Markus Orths – Max

Mehrere Stunden betrachten sie ein Gemälde und sehen mit der Zeit mehr und mehr. Es gibt solche Menschen, die können verdammt lang auf ein Bild starren, meine Mutter zum Beispiel. Ich könnte mit ihr nicht in den Louvre gehen oder zu einer Ausstellung, weil ich bei der Betrachtung eines Werks spätestens nach fünf Minuten fertig bin – sie sich aber nicht lösen kann. Mit Kunst kann ich wenig anfangen. Vielleicht fehlt mir was; Geduld  oder eine bestimmte künstlerische Ader. Malen und zeichnen konnte ich nie, obwohl ich als junger Spund gesprayt habe. Was ich aber mag, sind kreative Köpfe, Andersdenkende und Individualisten. All das war zweifelsohne Max Ernst (*1891 – †1976). Und Markus Orths hat einen absolut gelungenen und empfehlenswerten Roman über das turbulente Leben von Ernst verfasst.

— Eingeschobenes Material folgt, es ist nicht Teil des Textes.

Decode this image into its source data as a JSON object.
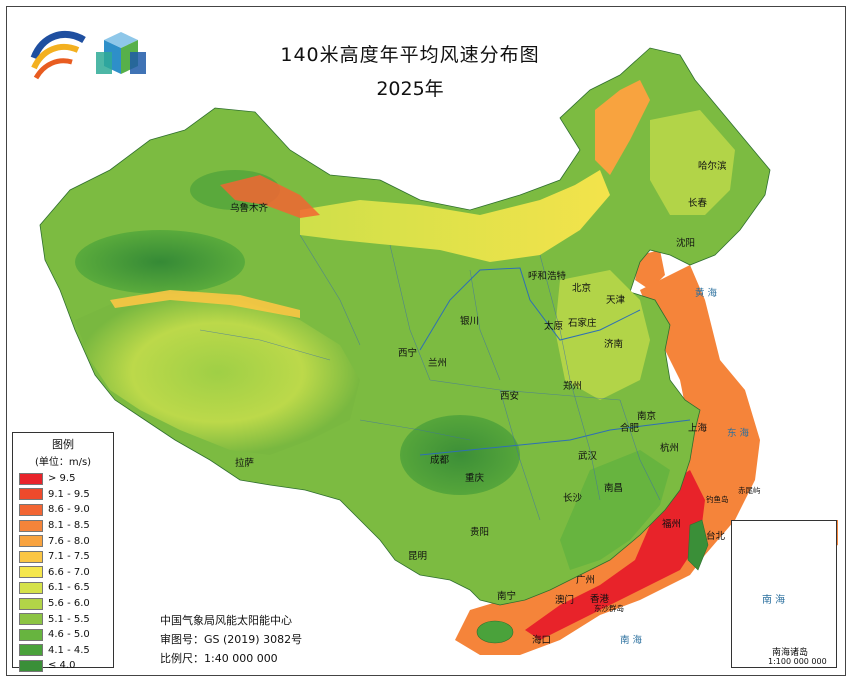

Jeder große Künstler benötigt seine Musen und auch Ernst hat sie. Sechs Frauen prägen ihn, sie dienen ihm als Quellen für die Inspiration. Gegliedert ist dieses Buch entsprechend nach den Beziehungen, die für Unterschiedliches sorgen: erste Liebe, Jungbrunnen oder Finanzkraft. Ernst nimmt viel von den Frauen, andererseits gibt er ihnen auch viel zurück. Lehrt und beeinflusst sie als Künstler.

Von Turbulenzen geprägt ist das Leben von Ernst auch, weil er zwei Weltkriege erlebt, in die USA flüchtet, mit seinem Schaffen Grenzen brechen und sich widersetzen möchte. Ernst gründet in Köln eine Dadaismus-Gruppe, schließt sich in Paris den Surrealisten an. »Er wolle keine Kunst schaffen, er wolle erneuern. Er sehe sich nicht als Könner, als Meister oder Genie, sondern als jemand, der alles in Frage stelle, was man als gegeben ansehe. Ein Rebell gegen Etabliertes, Kanonisiertes, gegen die Macht der Gewohnheit.« Und Ernst, ein Bohemien, strebt das »L’art pour l’art-Prinzip« (die Kunst um der Kunst willen) an: frei von kommerziellen Zwecken einfach nur Kunst entstehen lassen.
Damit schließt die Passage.